Before my current job, I actually had not heard of PostgreSQL. But it turns out to actually be a pretty prominent SQL server. There are some weird quirks to Postgres and the management tools are pretty meh compared to SQL Server Management Studio, but there are a lot of neat features I keep bumping into. One such feature is the generate_series() function. Although a table with one column of consecutive integers sounds boring, there are a lot of interesting uses for having a “numbers table.” For example, when you run a SELECT sum(data) FROM table GROUP BY date query, you might have missing dates where the sum is zero. If you use your numbers table to add days to a start date, you can join that to your query to make sure no days are missed. However, Postgres makes a numbers table obsolete with the generate_series() function. The syntax is simple and the result is what you would expect:

select generate_series(1,4);

 generate_series
-----------------
               1
               2
               3
               4
(4 rows)

So here is the example from above where you want to view grouped data and you want to be sure you don’t miss any days without data.
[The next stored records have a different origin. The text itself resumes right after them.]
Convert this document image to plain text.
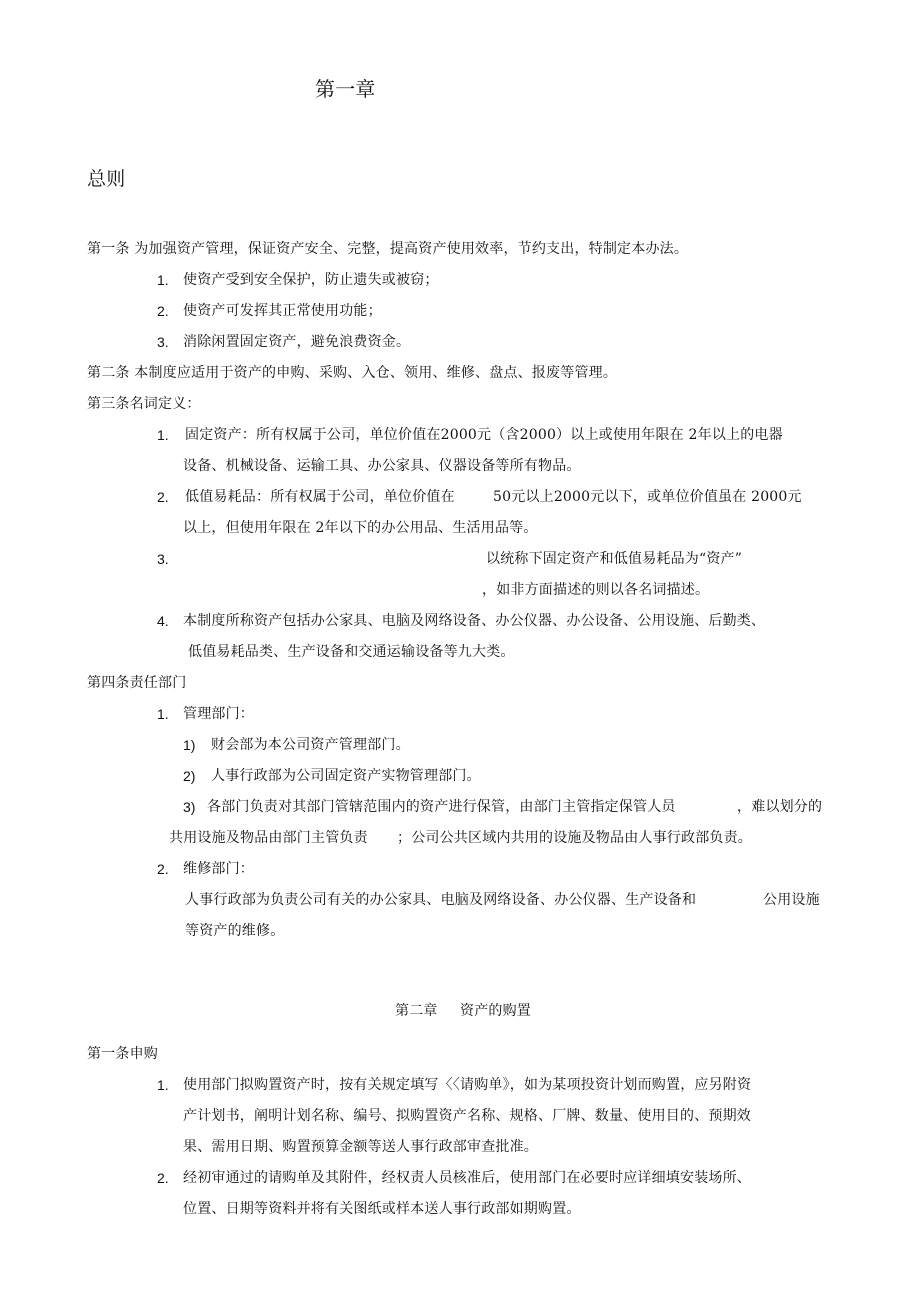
第一章
总则
第一条 为加强资产管理，保证资产安全、完整，提高资产使用效率，节约支出，特制定本办法。
1. 使资产受到安全保护，防止遗失或被窃；
2. 使资产可发挥其正常使用功能；
3. 消除闲置固定资产，避免浪费资金。
第二条 本制度应适用于资产的申购、采购、入仓、领用、维修、盘点、报废等管理。
第三条名词定义：
1. 固定资产：所有权属于公司，单位价值在2000元（含2000）以上或使用年限在 2年以上的电器
设备、机械设备、运输工具、办公家具、仪器设备等所有物品。
2. 低值易耗品：所有权属于公司，单位价值在	50元以上2000元以下，或单位价值虽在 2000元
以上，但使用年限在 2年以下的办公用品、生活用品等。
3.	以统称下固定资产和低值易耗品为“资产”
，如非方面描述的则以各名词描述。
4. 本制度所称资产包括办公家具、电脑及网络设备、办公仪器、办公设备、公用设施、后勤类、
低值易耗品类、生产设备和交通运输设备等九大类。
第四条责任部门
1. 管理部门：
1) 财会部为本公司资产管理部门。
2) 人事行政部为公司固定资产实物管理部门。
3) 各部门负责对其部门管辖范围内的资产进行保管，由部门主管指定保管人员	，难以划分的
共用设施及物品由部门主管负责 ；公司公共区域内共用的设施及物品由人事行政部负责。
2. 维修部门：
人事行政部为负责公司有关的办公家具、电脑及网络设备、办公仪器、生产设备和	公用设施
等资产的维修。
第二章 资产的购置
第一条申购
1. 使用部门拟购置资产时，按有关规定填写〈〈请购单》，如为某项投资计划而购置，应另附资
产计划书，阐明计划名称、编号、拟购置资产名称、规格、厂牌、数量、使用目的、预期效
果、需用日期、购置预算金额等送人事行政部审查批准。
2. 经初审通过的请购单及其附件，经权责人员核准后，使用部门在必要时应详细填安装场所、
位置、日期等资料并将有关图纸或样本送人事行政部如期购置。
We’re also going to use generate_series() to make some simulated data!

with simul_data as(
    --Give me a random date betwen 8/1 and 8/7
    select (cast(trunc(random() * 7) as int)) + date '8/1/2013' as myDate
    --Give me a random number
    ,cast(trunc(random() * 500 + 1) as int) as data
    --Make 10 rows
    from generate_series(1,10)
)
,full_dates as (
    --Select every date between 8/1 and 8/7
    select generate_series(0,6) + date '8/1/2013' as fulldate
)

--If we do a regular aggregate, here's what you get:
select mydate,coalesce(sum(data),0) as data_sum
from simul_data
group by mydate
order by mydate;

  fulldate  | data_sum
------------+----------
 2013-08-01 |      566
 2013-08-02 |      455
 2013-08-03 |      291
 2013-08-04 |      598
 2013-08-06 |      741
 2013-08-07 |      476
(6 rows)

Notice the missing date? To force it in place, use a join.

select fulldate,coalesce(sum(data),0) as data_sum
from full_dates
left join simul_data on full_dates.fulldate=simul_data.mydate
group by fulldate
order by fulldate;

  fulldate  | data_sum
------------+----------
 2013-08-01 |      566
 2013-08-02 |      455
 2013-08-03 |      291
 2013-08-04 |      598
 2013-08-05 |        0
 2013-08-06 |      741
 2013-08-07 |      476
(7 rows)

I have one more example that is a bit esoteric, but I actually used it to generate a report the other day. One of our database tables has a unique two-digit identifier that consists of two letters. I wanted to see which of the 26² two-letter codes were still available. To do this, I used generate_series() and chr() to give me a list of letters. I then created a Cartesian product of the data which I could join with the live data.

with list as(
    --65 in ASCII is "A" and 90 is "Z"
    select chr(generate_series(65,90)) letter
)
select t1.letter||t2.letter combo
from list t1
--join every letter with every other letter
cross join (select * from list) t2;

 combo
-------
 AA
 AB
 AC
 AD
 AE
 [...]
 ZV
 ZW
 ZX
 ZY
 ZZ
(676 rows)

Know any other nice uses of generate_series() or Postgres in general? Share them in the comments!